使い方はこんなシーンだ。両脇から襲いかかるかのようなツル草で、獣道となってしまった未舗装路の砂を、前日まで続いた豪雨が洗い流し、大きな石を露出させている。他に舗装されている道もあるのだが、その道では施設や再生構想をチェックすることができない。私が戸狩温泉スキー場にいる日は、この岩ゴロゴロの獣道を走り回るゆえに、必要で買ったジムニーだ。しかし納車説明が終わり、ドライバーシートに座りシフトを入れたが、何やら私の息が浅く、その時自分の気持ちに気がついた。とうとうジムニー買っちゃったよ、俺!
小学生の時、実家の近くにジムニーを所有されているご家庭があり、小さく四角い4駆を立ち止まって見ていたのが、私とジムニーとの出会いだ。そんな少年時代から惹かれていたのだ。23カ国82人の国際的自動車ジャーナリストにより、その年の1台が選考されるワールド・カー・オブ・ザ・イヤーで、アーバン・カー・オブ・ザ・イヤーを、日本のクルマでは初めて受賞したジムニーの伝統的なデザインは、原始的だが非常に洗練されている。ホープスター・ON360に由来するジムニーは、私が18歳の時にアメリカで乗っていたAMC時代のジープと同じ匂いがある。このAMC時代ジープから私の4駆ライフは始まり、このクルマと共にアメリカ生活を謳歌した。いい思い出しかない。また、ランドローバーの先代ディフェンダーも出所や進化の方向性は同じであり、戦時中に活躍した四角いラダーフレームの4輪駆動車が原型だ。無類のこの手のクルマが好きな私が、タイミングをずっと測っていたことは理解してもらえるだろう。ジムニーは3代目のJB-23型で丸くなってしまい、そこで一度は興味を失っていたが、4代目のJB-64型から四角いデザインが復活したことで、再びジムニーが私の胸に灯ったのだった。

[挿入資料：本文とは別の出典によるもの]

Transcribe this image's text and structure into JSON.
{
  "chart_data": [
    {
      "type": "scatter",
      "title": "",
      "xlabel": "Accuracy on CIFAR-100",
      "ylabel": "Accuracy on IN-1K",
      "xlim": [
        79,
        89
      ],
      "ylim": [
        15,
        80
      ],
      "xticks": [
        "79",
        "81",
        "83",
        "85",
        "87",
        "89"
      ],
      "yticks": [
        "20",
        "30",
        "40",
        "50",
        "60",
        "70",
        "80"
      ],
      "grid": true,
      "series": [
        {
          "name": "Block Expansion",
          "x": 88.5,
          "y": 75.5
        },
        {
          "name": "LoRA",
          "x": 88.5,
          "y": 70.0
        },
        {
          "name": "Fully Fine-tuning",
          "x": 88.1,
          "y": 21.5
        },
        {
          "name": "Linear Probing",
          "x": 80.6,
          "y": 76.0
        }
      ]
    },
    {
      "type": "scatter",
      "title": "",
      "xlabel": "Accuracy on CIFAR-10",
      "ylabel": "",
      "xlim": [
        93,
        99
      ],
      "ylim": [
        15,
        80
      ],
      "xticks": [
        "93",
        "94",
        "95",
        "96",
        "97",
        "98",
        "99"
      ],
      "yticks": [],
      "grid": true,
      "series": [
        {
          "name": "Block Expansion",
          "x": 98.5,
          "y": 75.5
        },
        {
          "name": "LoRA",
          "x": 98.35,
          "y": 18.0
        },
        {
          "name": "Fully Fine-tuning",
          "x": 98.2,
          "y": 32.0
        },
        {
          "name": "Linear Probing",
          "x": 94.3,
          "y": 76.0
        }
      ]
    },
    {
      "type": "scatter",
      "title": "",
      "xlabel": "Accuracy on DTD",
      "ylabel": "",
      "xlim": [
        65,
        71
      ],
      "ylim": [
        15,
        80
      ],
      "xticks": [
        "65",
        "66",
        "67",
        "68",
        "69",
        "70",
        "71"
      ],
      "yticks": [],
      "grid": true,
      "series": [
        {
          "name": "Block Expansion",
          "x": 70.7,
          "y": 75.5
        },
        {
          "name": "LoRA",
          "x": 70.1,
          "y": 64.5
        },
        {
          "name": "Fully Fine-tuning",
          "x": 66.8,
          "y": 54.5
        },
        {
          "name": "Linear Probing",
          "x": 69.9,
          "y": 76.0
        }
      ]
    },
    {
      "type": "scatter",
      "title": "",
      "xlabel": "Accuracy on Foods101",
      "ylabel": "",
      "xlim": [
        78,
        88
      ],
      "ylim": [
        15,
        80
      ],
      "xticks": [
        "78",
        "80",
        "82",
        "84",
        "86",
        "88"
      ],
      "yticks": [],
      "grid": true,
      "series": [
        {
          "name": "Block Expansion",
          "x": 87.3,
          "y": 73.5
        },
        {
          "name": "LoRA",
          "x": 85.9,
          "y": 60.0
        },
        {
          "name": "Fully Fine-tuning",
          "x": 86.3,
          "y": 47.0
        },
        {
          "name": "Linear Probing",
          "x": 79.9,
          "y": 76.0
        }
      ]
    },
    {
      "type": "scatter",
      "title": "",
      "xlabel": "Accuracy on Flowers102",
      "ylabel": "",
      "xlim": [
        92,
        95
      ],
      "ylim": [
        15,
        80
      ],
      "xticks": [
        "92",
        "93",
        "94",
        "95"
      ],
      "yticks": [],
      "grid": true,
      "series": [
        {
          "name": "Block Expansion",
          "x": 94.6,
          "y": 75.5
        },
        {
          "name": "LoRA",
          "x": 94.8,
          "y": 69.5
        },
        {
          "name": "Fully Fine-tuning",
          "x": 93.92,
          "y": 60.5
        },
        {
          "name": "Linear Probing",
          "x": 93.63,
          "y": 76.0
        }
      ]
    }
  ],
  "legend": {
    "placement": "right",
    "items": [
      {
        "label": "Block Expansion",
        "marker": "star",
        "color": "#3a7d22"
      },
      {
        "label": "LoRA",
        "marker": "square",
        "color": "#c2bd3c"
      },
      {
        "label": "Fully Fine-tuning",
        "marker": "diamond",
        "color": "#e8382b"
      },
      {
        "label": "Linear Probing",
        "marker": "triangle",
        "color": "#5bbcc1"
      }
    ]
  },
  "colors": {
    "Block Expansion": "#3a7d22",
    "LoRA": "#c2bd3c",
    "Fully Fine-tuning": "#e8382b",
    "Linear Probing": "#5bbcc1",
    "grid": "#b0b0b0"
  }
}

そんな初めてのジムニーには、私はマニュアル・ミッションを選んだ。これは後に書くが大当たりの選択だった。そして、マッドゴールドの16インチホイールと、BFグッドリッチのビッグブロックタイヤを装備、これはマストだ。その次に大切な、このホイールとタイヤ選択とバランスを取るために、車高を10ミリ上げる作業をお願いした。これも大満足だ。ボディカラーはシフォンアイボリーメタリック。生きるものに厳しい乾燥した砂漠を思わせる色だが、戸狩の青々と茂った樹木の、深い緑とのコントラストが好相性で、山に入って見る度に一人悦に入っている。
走り始めて、やはりミッションにして良かった、と思った。シフトは私好みのしっかりと入った感触があり、シフトアップ、ダウンともに回転数をきっちりと合わせれば、シフトはゲートに吸い込まれていく。そしてギアが噛み合った時のフィーリングは、現代マニュアル車を感じることができる喜びの一つだ。性能面は、車重1,070㎏に対して100馬力なので、高速道路をかっ飛ばす事もないであろう用途で考えれば、余力がある動力性能だ。どちらかといえば、高回転で良く回るエンジンであるから、未舗装の山道は勿論のこと、舗装されているサービスロードでも、勾配があれば1速をキープする必要がある。スズキが持つ最大排気量のエンジンとはいえ、オフロード用途を考えると、もう少しボトムのトルクが欲しいと個人的には感じた。ショートホイールベースのシャーシは視界もよく、タイヤとの距離が近いことは、4輪の接地感を直接ドライバーに伝えてくれる。車軸と舵軸をタイヤにかかるトラクションと相談しながら、私はスキー場のリフト終点地点までジムニーと登る。車体が右や左や前方へと傾ぐ中で、非常に読み取りやすいダッシュボードは、あえてボルト留めをデザインとして採用し、必要最低限の機能だが非常にシンプルでミニマイズされている。いいクルマだが、小型車登録のサイズとなったシエラは乗り出し300万円を少し越える。黄色いナンバープレートであるXG型の最安仕様から、ちょうど倍程度の価格になるが、コストパフォーマンスを求めるクルマではないかもしれない。同じ価格帯で同じような性能を求めようとすると、ジムニーの圧倒的なグッドバランスに考えるのをやめてしまうからだ。
こうして実用で買ったジムニーだが、長野県戸狩でリゾートを手がけ、飯山市、戸狩の皆さんと手を取って、少しずつ進んでいる私にピッタリ合っている。今は傷のないジムニーだが、何百回と戸狩の山道を登ることでついていく傷は、戸狩と私の絆が深まっていく証となるだろう。その時、その時一緒にいた人たちと、その傷を撫でながら、思い描いたスキー場の再生が叶う日まで、このジムニーとたくさんの崖を登ろうじゃないか。